Stefania Sandrelli: Io faccio cinema per passione e quando Ferzan mi ha offerto questo piccolo ruolo ho capito subito che poteva essere importante. Interpreto la madre di Emma, ed è molto interessante vedere come attraverso la figlia si capisce molto di quello che è stata sua madre. Mi sono innamorata di Ferzan e quando ho finito il film mi è mancato tanto, perciò spero che avremo ancora modo di lavorare insieme in futuro.
Monica Guerritore: Il mio ruolo è quello della professoressa della figlia di Emma. Quando incontra casualmente Emma per strada, le basta un solo sguardo per capire che questa si trova in una situazione drammatica e perciò decide di starle accanto, diventando un lago, uno specchio, in cui si riflettono i sentimenti di lei. Insomma, sono una sorta di spettatrice che accompagna questa donna lungo un intero giorno.
Nicole Grimaudo: E' stato emozionante correre il rischio di interpretare un personaggio distante anni luce da me. Mi sono innamorata di questa donna così poco coraggiosa che decide di restare intrappolata in una gabbia dorata, proprio io che nella vita privata odio le costrizioni. Ho apprezzato comunque la sua fragilità quando alla fine ha la possibilità di liberarsi dei suoi vincoli.
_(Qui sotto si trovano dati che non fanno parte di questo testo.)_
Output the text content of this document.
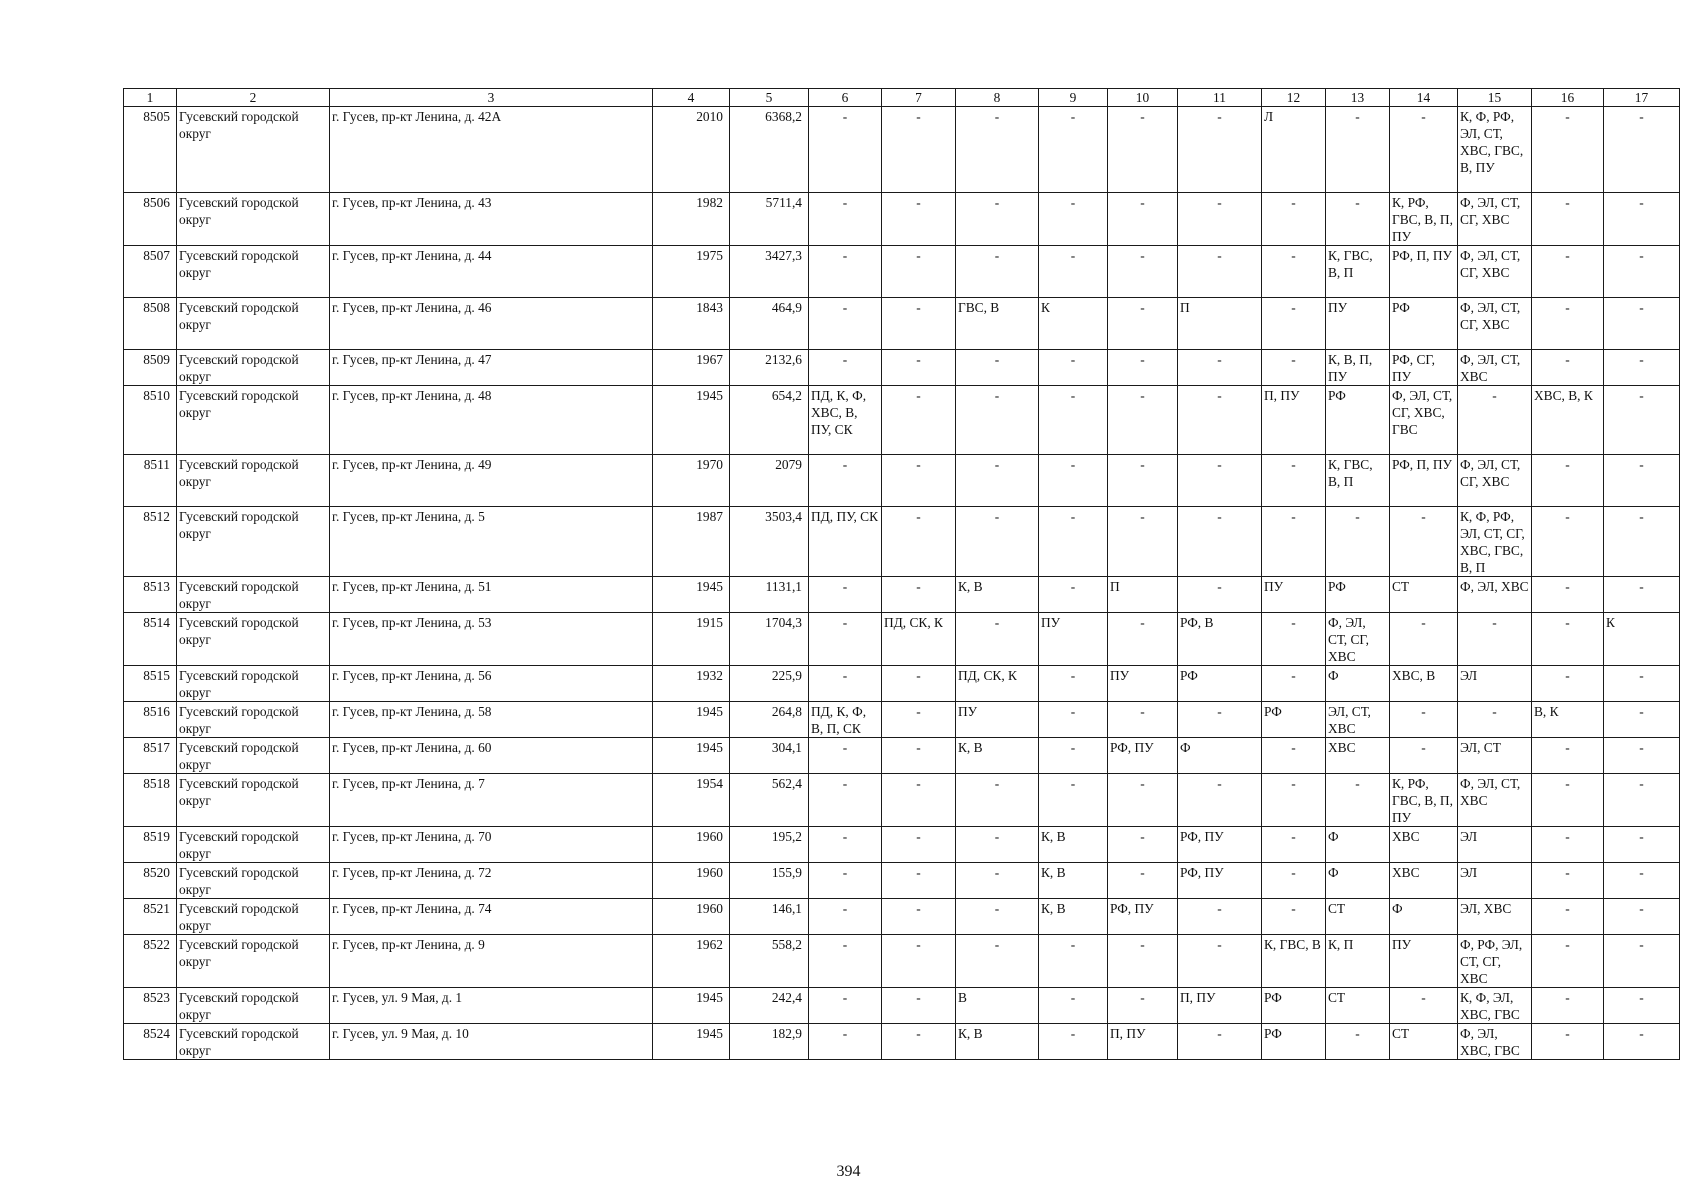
1	2	3	4	5	6	7	8	9	10	11	12	13	14	15	16	17
8505	Гусевский городской округ	г. Гусев, пр-кт Ленина, д. 42А	2010	6368,2	-	-	-	-	-	-	Л	-	-	К, Ф, РФ, ЭЛ, СТ, ХВС, ГВС, В, ПУ	-	-
8506	Гусевский городской округ	г. Гусев, пр-кт Ленина, д. 43	1982	5711,4	-	-	-	-	-	-	-	-	К, РФ, ГВС, В, П, ПУ	Ф, ЭЛ, СТ, СГ, ХВС	-	-
8507	Гусевский городской округ	г. Гусев, пр-кт Ленина, д. 44	1975	3427,3	-	-	-	-	-	-	-	К, ГВС, В, П	РФ, П, ПУ	Ф, ЭЛ, СТ, СГ, ХВС	-	-
8508	Гусевский городской округ	г. Гусев, пр-кт Ленина, д. 46	1843	464,9	-	-	ГВС, В	К	-	П	-	ПУ	РФ	Ф, ЭЛ, СТ, СГ, ХВС	-	-
8509	Гусевский городской округ	г. Гусев, пр-кт Ленина, д. 47	1967	2132,6	-	-	-	-	-	-	-	К, В, П, ПУ	РФ, СГ, ПУ	Ф, ЭЛ, СТ, ХВС	-	-
8510	Гусевский городской округ	г. Гусев, пр-кт Ленина, д. 48	1945	654,2	ПД, К, Ф, ХВС, В, ПУ, СК	-	-	-	-	-	П, ПУ	РФ	Ф, ЭЛ, СТ, СГ, ХВС, ГВС	-	ХВС, В, К	-
8511	Гусевский городской округ	г. Гусев, пр-кт Ленина, д. 49	1970	2079	-	-	-	-	-	-	-	К, ГВС, В, П	РФ, П, ПУ	Ф, ЭЛ, СТ, СГ, ХВС	-	-
8512	Гусевский городской округ	г. Гусев, пр-кт Ленина, д. 5	1987	3503,4	ПД, ПУ, СК	-	-	-	-	-	-	-	-	К, Ф, РФ, ЭЛ, СТ, СГ, ХВС, ГВС, В, П	-	-
8513	Гусевский городской округ	г. Гусев, пр-кт Ленина, д. 51	1945	1131,1	-	-	К, В	-	П	-	ПУ	РФ	СТ	Ф, ЭЛ, ХВС	-	-
8514	Гусевский городской округ	г. Гусев, пр-кт Ленина, д. 53	1915	1704,3	-	ПД, СК, К	-	ПУ	-	РФ, В	-	Ф, ЭЛ, СТ, СГ, ХВС	-	-	-	К
8515	Гусевский городской округ	г. Гусев, пр-кт Ленина, д. 56	1932	225,9	-	-	ПД, СК, К	-	ПУ	РФ	-	Ф	ХВС, В	ЭЛ	-	-
8516	Гусевский городской округ	г. Гусев, пр-кт Ленина, д. 58	1945	264,8	ПД, К, Ф, В, П, СК	-	ПУ	-	-	-	РФ	ЭЛ, СТ, ХВС	-	-	В, К	-
8517	Гусевский городской округ	г. Гусев, пр-кт Ленина, д. 60	1945	304,1	-	-	К, В	-	РФ, ПУ	Ф	-	ХВС	-	ЭЛ, СТ	-	-
8518	Гусевский городской округ	г. Гусев, пр-кт Ленина, д. 7	1954	562,4	-	-	-	-	-	-	-	-	К, РФ, ГВС, В, П, ПУ	Ф, ЭЛ, СТ, ХВС	-	-
8519	Гусевский городской округ	г. Гусев, пр-кт Ленина, д. 70	1960	195,2	-	-	-	К, В	-	РФ, ПУ	-	Ф	ХВС	ЭЛ	-	-
8520	Гусевский городской округ	г. Гусев, пр-кт Ленина, д. 72	1960	155,9	-	-	-	К, В	-	РФ, ПУ	-	Ф	ХВС	ЭЛ	-	-
8521	Гусевский городской округ	г. Гусев, пр-кт Ленина, д. 74	1960	146,1	-	-	-	К, В	РФ, ПУ	-	-	СТ	Ф	ЭЛ, ХВС	-	-
8522	Гусевский городской округ	г. Гусев, пр-кт Ленина, д. 9	1962	558,2	-	-	-	-	-	-	К, ГВС, В	К, П	ПУ	Ф, РФ, ЭЛ, СТ, СГ, ХВС	-	-
8523	Гусевский городской округ	г. Гусев, ул. 9 Мая, д. 1	1945	242,4	-	-	В	-	-	П, ПУ	РФ	СТ	-	К, Ф, ЭЛ, ХВС, ГВС	-	-
8524	Гусевский городской округ	г. Гусев, ул. 9 Мая, д. 10	1945	182,9	-	-	К, В	-	П, ПУ	-	РФ	-	СТ	Ф, ЭЛ, ХВС, ГВС	-	-
394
Federico Costantini: Ho affrontato questo personaggio come un esame, ma anche come una palestra. Di giorno in giorno ho imparato tante cose nuove: dopo cinque minuti sul set mi sono reso conto di non aver capito mai niente sul cinema, perché Ferzan aveva un modo di girare assolutamente diverso rispetto a quello con cui mi ero confrontato in precedenza, soprattutto rispetto alla tv che ha tempi diversi. Penso che Ferzan sia un genio.
Domenico Procacci, pensa che questo film possa avere una sua esportabilità all'estero?
Domenico Procacci: E' sempre difficile prevedere se un film avrà un'esposizione più o meno larga all'estero. Prima di Gomorra, il film da me prodotto meglio distribuito fuori dai nostri confini, è stato Respiro, che partiva come un film molto difficile. Oggi si cominciano a conoscere all'estero anche nuovi autori, nonostante l'eredità bella ma pesante dei grandi maestri del passato. Comunque, al festival il film verrà visto anche dai distributori esteri e vedremo se si muoverà qualcosa.